Kaunas (Litauen), Fort IX
In Litauen wurden unter deutscher Besatzung mindestens 136.421 jüdische Menschen ermordet. An diesen Verbrechen beteiligten sich neben den deutschen Einheiten auch litauische Kollaborateure. Bei den Mordaktionen kam der zweitgrößten und ehemaligen Hauptstadt Litauens besondere Bedeutung zu. Die Festungsstadt Kaunas (russ. Kowno / dt. Kauen) hatte vor Kriegsbeginn eine blühende jüdische Gemeinde. Ab 1941 wurde Kaunas für viele litauische, deutsche und europäische Jüdinnen und Juden zum Ort ihres gewaltsamen Todes. Die unter deutschem Befehl stehenden Mordkommandos machten sich dabei die ehemaligen Verteidigungsanlagen der Stadt zunutze. Diese befestigten Forts rund um die Stadt wurden zu Gefängnissen und Hinrichtungsstätten umfunktioniert. Allein 1944 wurden dort mehr als 50.000 Menschen ermordet.
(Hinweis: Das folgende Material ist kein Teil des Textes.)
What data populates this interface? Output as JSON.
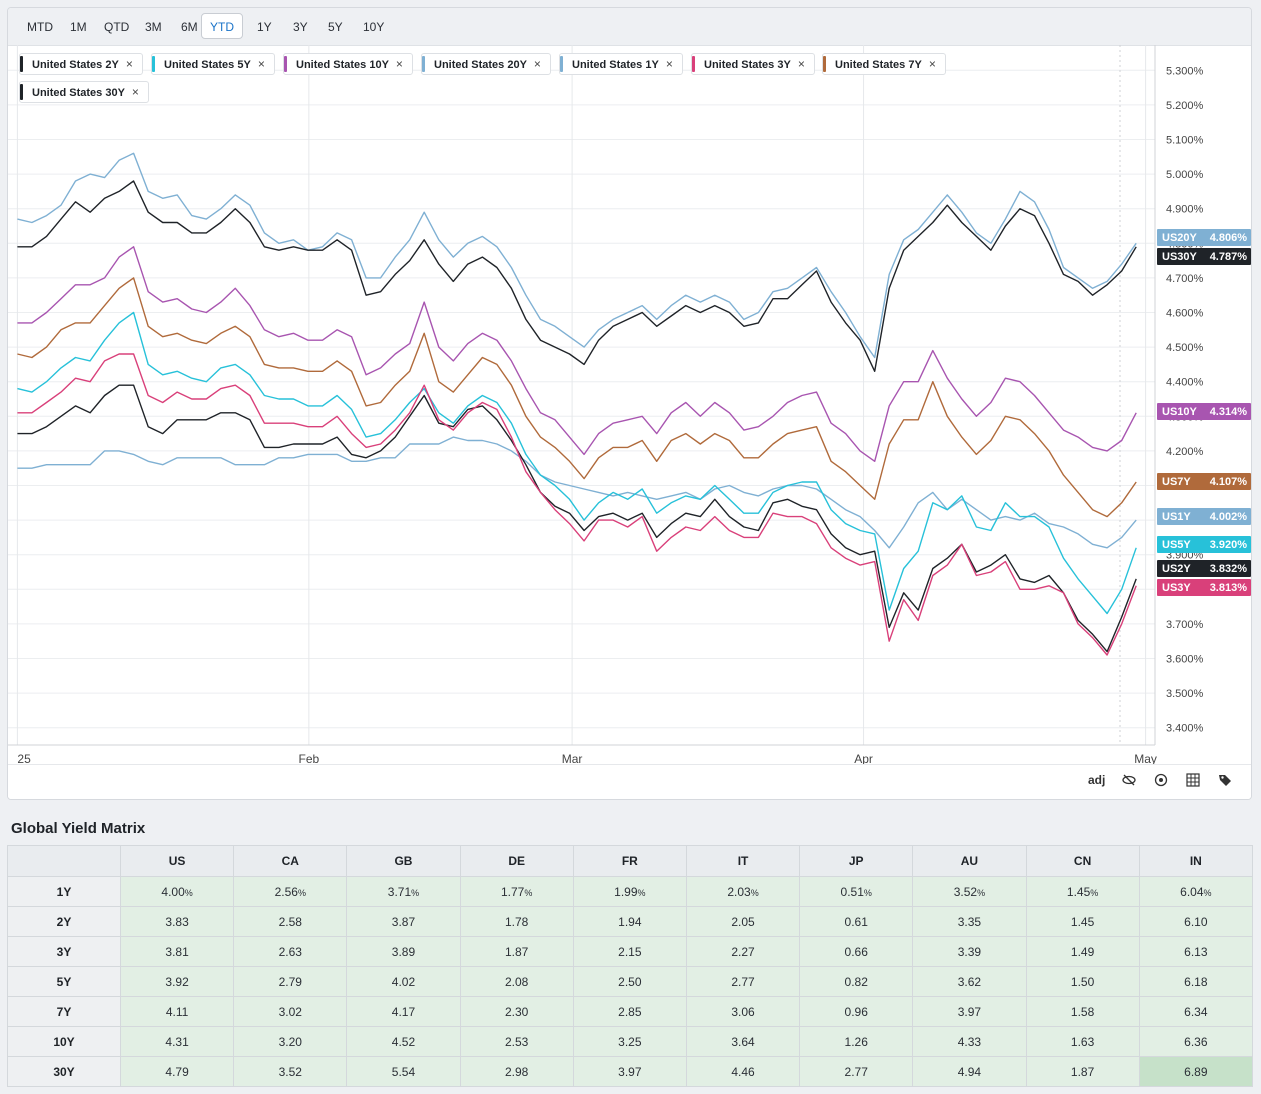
{
  "range_buttons": [
    "MTD",
    "1M",
    "QTD",
    "3M",
    "6M",
    "YTD",
    "1Y",
    "3Y",
    "5Y",
    "10Y"
  ],
  "active_range": "YTD",
  "toolbar": {
    "adj_label": "adj"
  },
  "matrix": {
    "title": "Global Yield Matrix",
    "columns": [
      "US",
      "CA",
      "GB",
      "DE",
      "FR",
      "IT",
      "JP",
      "AU",
      "CN",
      "IN"
    ],
    "rows": [
      {
        "label": "1Y",
        "values": [
          "4.00",
          "2.56",
          "3.71",
          "1.77",
          "1.99",
          "2.03",
          "0.51",
          "3.52",
          "1.45",
          "6.04"
        ],
        "suffix": "%"
      },
      {
        "label": "2Y",
        "values": [
          "3.83",
          "2.58",
          "3.87",
          "1.78",
          "1.94",
          "2.05",
          "0.61",
          "3.35",
          "1.45",
          "6.10"
        ],
        "suffix": ""
      },
      {
        "label": "3Y",
        "values": [
          "3.81",
          "2.63",
          "3.89",
          "1.87",
          "2.15",
          "2.27",
          "0.66",
          "3.39",
          "1.49",
          "6.13"
        ],
        "suffix": ""
      },
      {
        "label": "5Y",
        "values": [
          "3.92",
          "2.79",
          "4.02",
          "2.08",
          "2.50",
          "2.77",
          "0.82",
          "3.62",
          "1.50",
          "6.18"
        ],
        "suffix": ""
      },
      {
        "label": "7Y",
        "values": [
          "4.11",
          "3.02",
          "4.17",
          "2.30",
          "2.85",
          "3.06",
          "0.96",
          "3.97",
          "1.58",
          "6.34"
        ],
        "suffix": ""
      },
      {
        "label": "10Y",
        "values": [
          "4.31",
          "3.20",
          "4.52",
          "2.53",
          "3.25",
          "3.64",
          "1.26",
          "4.33",
          "1.63",
          "6.36"
        ],
        "suffix": ""
      },
      {
        "label": "30Y",
        "values": [
          "4.79",
          "3.52",
          "5.54",
          "2.98",
          "3.97",
          "4.46",
          "2.77",
          "4.94",
          "1.87",
          "6.89"
        ],
        "suffix": ""
      }
    ]
  },
  "chart_data": {
    "type": "line",
    "ylim": [
      3.35,
      5.35
    ],
    "y_ticks": [
      "5.300%",
      "5.200%",
      "5.100%",
      "5.000%",
      "4.900%",
      "4.800%",
      "4.700%",
      "4.600%",
      "4.500%",
      "4.400%",
      "4.300%",
      "4.200%",
      "4.100%",
      "4.000%",
      "3.900%",
      "3.800%",
      "3.700%",
      "3.600%",
      "3.500%",
      "3.400%"
    ],
    "y_tick_values": [
      5.3,
      5.2,
      5.1,
      5.0,
      4.9,
      4.8,
      4.7,
      4.6,
      4.5,
      4.4,
      4.3,
      4.2,
      4.1,
      4.0,
      3.9,
      3.8,
      3.7,
      3.6,
      3.5,
      3.4
    ],
    "xlim": [
      "2024-12-31",
      "2025-05-02"
    ],
    "x_ticks": [
      {
        "label": "25",
        "date": "2025-01-01"
      },
      {
        "label": "Feb",
        "date": "2025-02-01"
      },
      {
        "label": "Mar",
        "date": "2025-03-01"
      },
      {
        "label": "Apr",
        "date": "2025-04-01"
      },
      {
        "label": "May",
        "date": "2025-05-01"
      }
    ],
    "grid": true,
    "legend": "top-left",
    "series": [
      {
        "name": "United States 20Y",
        "badge": "US20Y",
        "last": "4.806%",
        "color": "#7fb0d3",
        "values": [
          4.87,
          4.86,
          4.88,
          4.91,
          4.98,
          5.0,
          4.99,
          5.04,
          5.06,
          4.95,
          4.93,
          4.94,
          4.88,
          4.87,
          4.9,
          4.94,
          4.91,
          4.83,
          4.8,
          4.81,
          4.78,
          4.79,
          4.83,
          4.81,
          4.7,
          4.7,
          4.76,
          4.81,
          4.89,
          4.81,
          4.76,
          4.8,
          4.82,
          4.79,
          4.73,
          4.65,
          4.58,
          4.56,
          4.53,
          4.5,
          4.55,
          4.58,
          4.6,
          4.62,
          4.58,
          4.62,
          4.65,
          4.63,
          4.65,
          4.63,
          4.58,
          4.6,
          4.66,
          4.67,
          4.7,
          4.73,
          4.66,
          4.6,
          4.53,
          4.47,
          4.71,
          4.81,
          4.84,
          4.89,
          4.94,
          4.89,
          4.83,
          4.8,
          4.87,
          4.95,
          4.92,
          4.84,
          4.73,
          4.7,
          4.67,
          4.69,
          4.74,
          4.8
        ]
      },
      {
        "name": "United States 30Y",
        "badge": "US30Y",
        "last": "4.787%",
        "color": "#1f2328",
        "values": [
          4.79,
          4.79,
          4.82,
          4.87,
          4.92,
          4.89,
          4.93,
          4.95,
          4.98,
          4.89,
          4.86,
          4.86,
          4.83,
          4.83,
          4.86,
          4.9,
          4.86,
          4.79,
          4.78,
          4.79,
          4.78,
          4.78,
          4.81,
          4.78,
          4.65,
          4.66,
          4.71,
          4.75,
          4.81,
          4.74,
          4.69,
          4.74,
          4.76,
          4.73,
          4.67,
          4.58,
          4.52,
          4.5,
          4.48,
          4.45,
          4.52,
          4.56,
          4.58,
          4.6,
          4.56,
          4.59,
          4.62,
          4.6,
          4.62,
          4.6,
          4.56,
          4.57,
          4.64,
          4.64,
          4.68,
          4.72,
          4.63,
          4.57,
          4.52,
          4.43,
          4.67,
          4.78,
          4.82,
          4.86,
          4.91,
          4.86,
          4.82,
          4.78,
          4.85,
          4.9,
          4.88,
          4.8,
          4.71,
          4.69,
          4.65,
          4.68,
          4.72,
          4.79
        ]
      },
      {
        "name": "United States 10Y",
        "badge": "US10Y",
        "last": "4.314%",
        "color": "#a855b0",
        "values": [
          4.57,
          4.57,
          4.6,
          4.64,
          4.68,
          4.68,
          4.7,
          4.76,
          4.79,
          4.66,
          4.63,
          4.64,
          4.61,
          4.6,
          4.63,
          4.67,
          4.62,
          4.55,
          4.53,
          4.54,
          4.52,
          4.52,
          4.55,
          4.53,
          4.42,
          4.44,
          4.48,
          4.51,
          4.63,
          4.5,
          4.46,
          4.51,
          4.54,
          4.52,
          4.46,
          4.38,
          4.31,
          4.29,
          4.24,
          4.19,
          4.25,
          4.28,
          4.29,
          4.3,
          4.25,
          4.31,
          4.34,
          4.3,
          4.34,
          4.31,
          4.26,
          4.27,
          4.3,
          4.34,
          4.36,
          4.37,
          4.28,
          4.25,
          4.2,
          4.17,
          4.33,
          4.4,
          4.4,
          4.49,
          4.41,
          4.35,
          4.3,
          4.34,
          4.41,
          4.4,
          4.36,
          4.31,
          4.26,
          4.24,
          4.21,
          4.2,
          4.23,
          4.31
        ]
      },
      {
        "name": "United States 7Y",
        "badge": "US7Y",
        "last": "4.107%",
        "color": "#b06a3b",
        "values": [
          4.48,
          4.47,
          4.5,
          4.55,
          4.57,
          4.57,
          4.62,
          4.67,
          4.7,
          4.56,
          4.53,
          4.54,
          4.52,
          4.51,
          4.54,
          4.56,
          4.53,
          4.45,
          4.44,
          4.44,
          4.43,
          4.43,
          4.46,
          4.43,
          4.33,
          4.34,
          4.39,
          4.43,
          4.54,
          4.4,
          4.37,
          4.42,
          4.47,
          4.45,
          4.39,
          4.3,
          4.24,
          4.21,
          4.17,
          4.12,
          4.18,
          4.21,
          4.21,
          4.23,
          4.17,
          4.23,
          4.25,
          4.22,
          4.25,
          4.23,
          4.18,
          4.18,
          4.22,
          4.25,
          4.26,
          4.27,
          4.17,
          4.14,
          4.1,
          4.06,
          4.22,
          4.29,
          4.29,
          4.4,
          4.3,
          4.24,
          4.19,
          4.23,
          4.3,
          4.29,
          4.25,
          4.2,
          4.13,
          4.08,
          4.03,
          4.01,
          4.05,
          4.11
        ]
      },
      {
        "name": "United States 1Y",
        "badge": "US1Y",
        "last": "4.002%",
        "color": "#7fb0d3",
        "values": [
          4.15,
          4.15,
          4.16,
          4.16,
          4.16,
          4.16,
          4.2,
          4.2,
          4.19,
          4.17,
          4.16,
          4.18,
          4.18,
          4.18,
          4.18,
          4.16,
          4.16,
          4.16,
          4.18,
          4.18,
          4.19,
          4.19,
          4.19,
          4.17,
          4.17,
          4.18,
          4.18,
          4.22,
          4.22,
          4.22,
          4.24,
          4.23,
          4.23,
          4.22,
          4.2,
          4.17,
          4.13,
          4.11,
          4.1,
          4.09,
          4.08,
          4.07,
          4.08,
          4.07,
          4.06,
          4.07,
          4.08,
          4.06,
          4.09,
          4.1,
          4.08,
          4.07,
          4.09,
          4.1,
          4.1,
          4.09,
          4.06,
          4.03,
          4.01,
          3.97,
          3.92,
          3.98,
          4.05,
          4.08,
          4.03,
          4.06,
          4.03,
          4.0,
          4.01,
          4.0,
          4.02,
          3.99,
          3.98,
          3.96,
          3.93,
          3.92,
          3.95,
          4.0
        ]
      },
      {
        "name": "United States 5Y",
        "badge": "US5Y",
        "last": "3.920%",
        "color": "#27c1d9",
        "values": [
          4.38,
          4.37,
          4.4,
          4.44,
          4.47,
          4.46,
          4.52,
          4.57,
          4.6,
          4.45,
          4.42,
          4.43,
          4.41,
          4.4,
          4.44,
          4.45,
          4.42,
          4.36,
          4.35,
          4.35,
          4.33,
          4.33,
          4.36,
          4.32,
          4.24,
          4.25,
          4.29,
          4.34,
          4.38,
          4.31,
          4.28,
          4.33,
          4.36,
          4.34,
          4.28,
          4.19,
          4.13,
          4.1,
          4.06,
          4.0,
          4.05,
          4.08,
          4.06,
          4.09,
          4.02,
          4.05,
          4.07,
          4.06,
          4.1,
          4.06,
          4.02,
          4.02,
          4.08,
          4.1,
          4.11,
          4.11,
          4.03,
          3.99,
          3.97,
          3.96,
          3.74,
          3.86,
          3.91,
          4.05,
          4.03,
          4.07,
          3.98,
          3.97,
          4.05,
          4.01,
          4.01,
          3.98,
          3.89,
          3.83,
          3.78,
          3.73,
          3.8,
          3.92
        ]
      },
      {
        "name": "United States 2Y",
        "badge": "US2Y",
        "last": "3.832%",
        "color": "#1f2328",
        "values": [
          4.25,
          4.25,
          4.27,
          4.3,
          4.33,
          4.31,
          4.36,
          4.39,
          4.39,
          4.27,
          4.25,
          4.29,
          4.29,
          4.29,
          4.31,
          4.31,
          4.29,
          4.21,
          4.21,
          4.22,
          4.22,
          4.22,
          4.24,
          4.19,
          4.18,
          4.2,
          4.24,
          4.3,
          4.36,
          4.28,
          4.27,
          4.32,
          4.33,
          4.29,
          4.23,
          4.16,
          4.08,
          4.04,
          4.02,
          3.97,
          4.01,
          4.02,
          4.0,
          4.02,
          3.95,
          3.99,
          4.02,
          4.01,
          4.06,
          4.01,
          3.98,
          3.97,
          4.05,
          4.06,
          4.04,
          4.03,
          3.96,
          3.92,
          3.9,
          3.91,
          3.69,
          3.79,
          3.74,
          3.86,
          3.89,
          3.93,
          3.85,
          3.87,
          3.9,
          3.83,
          3.82,
          3.84,
          3.79,
          3.71,
          3.67,
          3.62,
          3.72,
          3.83
        ]
      },
      {
        "name": "United States 3Y",
        "badge": "US3Y",
        "last": "3.813%",
        "color": "#d9407a",
        "values": [
          4.31,
          4.31,
          4.34,
          4.37,
          4.41,
          4.4,
          4.46,
          4.48,
          4.48,
          4.36,
          4.34,
          4.37,
          4.35,
          4.35,
          4.38,
          4.39,
          4.36,
          4.28,
          4.28,
          4.28,
          4.27,
          4.27,
          4.3,
          4.25,
          4.21,
          4.22,
          4.26,
          4.31,
          4.39,
          4.29,
          4.26,
          4.31,
          4.34,
          4.32,
          4.24,
          4.14,
          4.08,
          4.03,
          3.99,
          3.94,
          4.0,
          4.0,
          3.98,
          4.01,
          3.91,
          3.95,
          3.98,
          3.97,
          4.01,
          3.97,
          3.95,
          3.95,
          4.02,
          4.01,
          4.01,
          3.99,
          3.92,
          3.89,
          3.87,
          3.88,
          3.65,
          3.77,
          3.71,
          3.84,
          3.87,
          3.93,
          3.84,
          3.85,
          3.88,
          3.8,
          3.8,
          3.81,
          3.79,
          3.7,
          3.66,
          3.61,
          3.7,
          3.81
        ]
      }
    ]
  },
  "legend_chips": [
    {
      "name": "United States 2Y",
      "color": "#1f2328"
    },
    {
      "name": "United States 5Y",
      "color": "#27c1d9"
    },
    {
      "name": "United States 10Y",
      "color": "#a855b0"
    },
    {
      "name": "United States 20Y",
      "color": "#7fb0d3"
    },
    {
      "name": "United States 1Y",
      "color": "#7fb0d3"
    },
    {
      "name": "United States 3Y",
      "color": "#d9407a"
    },
    {
      "name": "United States 7Y",
      "color": "#b06a3b"
    },
    {
      "name": "United States 30Y",
      "color": "#1f2328"
    }
  ],
  "badges_order": [
    "US20Y",
    "US30Y",
    "US10Y",
    "US7Y",
    "US1Y",
    "US5Y",
    "US2Y",
    "US3Y"
  ]
}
Der erste Transport aus München am 20. November 1941 war ursprünglich für das Ghetto Riga vorgesehen worden. Da dieses aber bereits überfüllt war, wurde der Transport kurzfristig nach Kaunas umgeleitet. In den frühen Morgenstunden des 20. November 1941 verließ der Zug den Güterbahnhof Milbertshofen. Zuvor waren schon seit Tagen die zur Deportation bestimmten Menschen in das nahegelegene Barackenlager für Juden in der Knorrstraße 148 verschleppt worden, das von nun an als Sammellager für die Deportationen diente. Die Betroffenen durften 50 kg Gepäck mitnehmen und mussten 50 Reichsmark für die „Reisekosten“ entrichten. Als Zweck der „Reise“ wurde den Menschen die Verschickung zum Arbeitseinsatz an einen noch unbekannten Ort im Osten vorgegaukelt. Der Transport erreichte am 22. November seinen 1.300 km entfernten Bestimmungsort Kaunas. Die Hinrichtung erfolgte in Fort IX, sechs km nordwestlich der Stadt, zwei Tage nach der Ankunft am 25. November 1941. Die Befehle für die Massenmorde in Kaunas gab der Chef des Einsatzkommandos 3 der Einsatzgruppe A, SS- Standartenführer Karl Jäger. Durch Jägers gefühlskalten, bürokratisch exakten Bericht, der nüchtern Zahl und Herkunft der durch sein Kommando ermordeten Menschen aufzählt, ist bekannt, dass niemand aus München diesen Transport überlebt hat. Jüdische Männer aus dem Ghetto Kaunas mussten 1943 die Exhumierung der Getöteten vornehmen und die sterblichen Überreste verbrennen, um die Spuren des Massenmords zu beseitigen.
Gegen Jäger, der nach dem Krieg jahrelang unbehelligt unter seinem eigenen Namen in Deutschland lebte, wurde erst 1959 ein Verfahren eingeleitet. Er nahm sich wenig später in der Untersuchungshaft das Leben. Heute erinnert im ehemaligen Fort IX eine von der Münchner Künstlerin Beate Passow entworfene Gedenktafel an das Schicksal der dort ermordeten Münchner Juden.